The exhibition, which runs from 28 July until 25 October 2009, represents the fourth in the MCA’s series of international pairing projects which profile an Australian artist alongside an international peer of their choice and seeks to position Australian contemporary art within a wider, global dialogue.
Louisa Bufardeci, Team Joy 2004, mixed media installation, acrylic paint on wood and nails, adhesive labels information sourced from www.cia.gov. Image courtesy the artist and Anna Schwartz Gallery, Melbourne and Sydney © the artist. Originally commissioned by the Australian Centre for Contemporary Art for Cycle Tracks will Abound in Utopia, 2004
Melbourne-born Louisa Bufardeci, who currently lives and works in the United States, will present new and recent work for the MCA exhibition spanning an eight year period. Bufardeci selected contemporary Japanese artist Zon Ito to show alongside, on the basis of shared material and conceptual affinities.
Bufardeci’s practice encompasses a diverse range of media, including sculpture, installation, wall drawings and colourful digital prints.
Bufardeci frequently draws upon statistical data in her art, sourcing information from the public domain—including the CIA Fact Book, the national census, the World Bank, UNESCO and opinion polls. She translates this information into colour charts, maps and architectural diagrams in order to draw playful attention to gaps, biases and inequalities.
For the MCA exhibition Bufardeci will create a new site specific work to be displayed in the Museum’s George Street foyer.
Speaking about this new site specific project at the MCA, Bufardeci says: “This project is a reinvention of the commission I produced for the City of Melbourne’s ‘Laneway Commission’ in 2001. The idea is to create brightly coloured renditions of statistical information sourced from the local census and hence about the people who will be encountering it.
“It’s designed to be on the ground where viewers will need to walk on it in order to experience it and hopefully to find themselves, statistically and literally, in it. For the George Street foyer of the MCA I am installing three pieces based on the latest Sydney census that illustrates the birthplace, languages spoken at home and migration by year of the residents,” says Bufardeci.
The exhibition also presents Bufardeci’s major new series of modified ‘national flags’ which premiered in October 2008 at the Museum of Contemporary Art, Tokyo (MOT) before being included in the MCA Sydney project.
Whilst the exhibition represents a two-person showing, rather than a collaboration, Bufardeci and Ito show some similarities in their practice.

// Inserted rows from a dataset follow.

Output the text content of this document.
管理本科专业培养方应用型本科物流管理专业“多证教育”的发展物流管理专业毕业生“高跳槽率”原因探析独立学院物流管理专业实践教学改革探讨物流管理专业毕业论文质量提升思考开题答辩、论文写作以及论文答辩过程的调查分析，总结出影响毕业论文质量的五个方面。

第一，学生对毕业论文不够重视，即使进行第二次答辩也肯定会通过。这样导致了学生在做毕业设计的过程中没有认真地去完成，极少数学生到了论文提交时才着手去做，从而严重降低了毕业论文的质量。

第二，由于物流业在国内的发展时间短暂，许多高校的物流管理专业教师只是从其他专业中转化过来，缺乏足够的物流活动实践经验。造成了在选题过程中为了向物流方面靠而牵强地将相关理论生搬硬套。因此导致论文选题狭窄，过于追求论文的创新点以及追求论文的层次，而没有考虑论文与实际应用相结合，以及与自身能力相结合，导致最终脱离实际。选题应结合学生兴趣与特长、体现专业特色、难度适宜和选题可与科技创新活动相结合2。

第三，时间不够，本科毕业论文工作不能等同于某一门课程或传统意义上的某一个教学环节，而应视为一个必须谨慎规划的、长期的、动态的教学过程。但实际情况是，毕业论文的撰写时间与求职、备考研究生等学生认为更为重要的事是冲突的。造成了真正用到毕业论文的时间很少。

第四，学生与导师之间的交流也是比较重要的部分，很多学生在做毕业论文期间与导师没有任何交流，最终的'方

Both respond directly to architectural space in their work and choose to interpret the gallery in all of its ‘three dimensions’. Bufardeci and Ito actively use walls, floor, ceiling and corridor areas in their artworks, as well as space beyond the gallery walls and the use of colour is central to their practices.
Zon Ito’s practice spans drawing, stitched and embroidered canvases, cut paper, fabric assemblages and quirky hand-drawn animations which he creates with his wife, a respected younger Japanese artist, Ryoko Aoki. Ito is also known in Japan as a member of the underground band called Anti-Gravity known for playing their guitars upside down, suspended from the ceiling.
The exhibition is free entry and will run at the MCA from 28 July until 25 October 2009.
ABOUT THE MCA:
Located on one of Australia’s most iconic sites on Sydney’s West Circular Quay, the MCA is a hub for creative learning and a world renowned and locally loved institution. It is the only museum in Australia dedicated to exhibiting, collecting and interpreting contemporary art from Australia and internationally. The MCA has been consistently nominated as Sydney’s leading museum or gallery, most recently in August 2008 by an independent poll conducted by the City of Sydney. Admission is free and the MCA is open to the public daily between 10am and 5pm.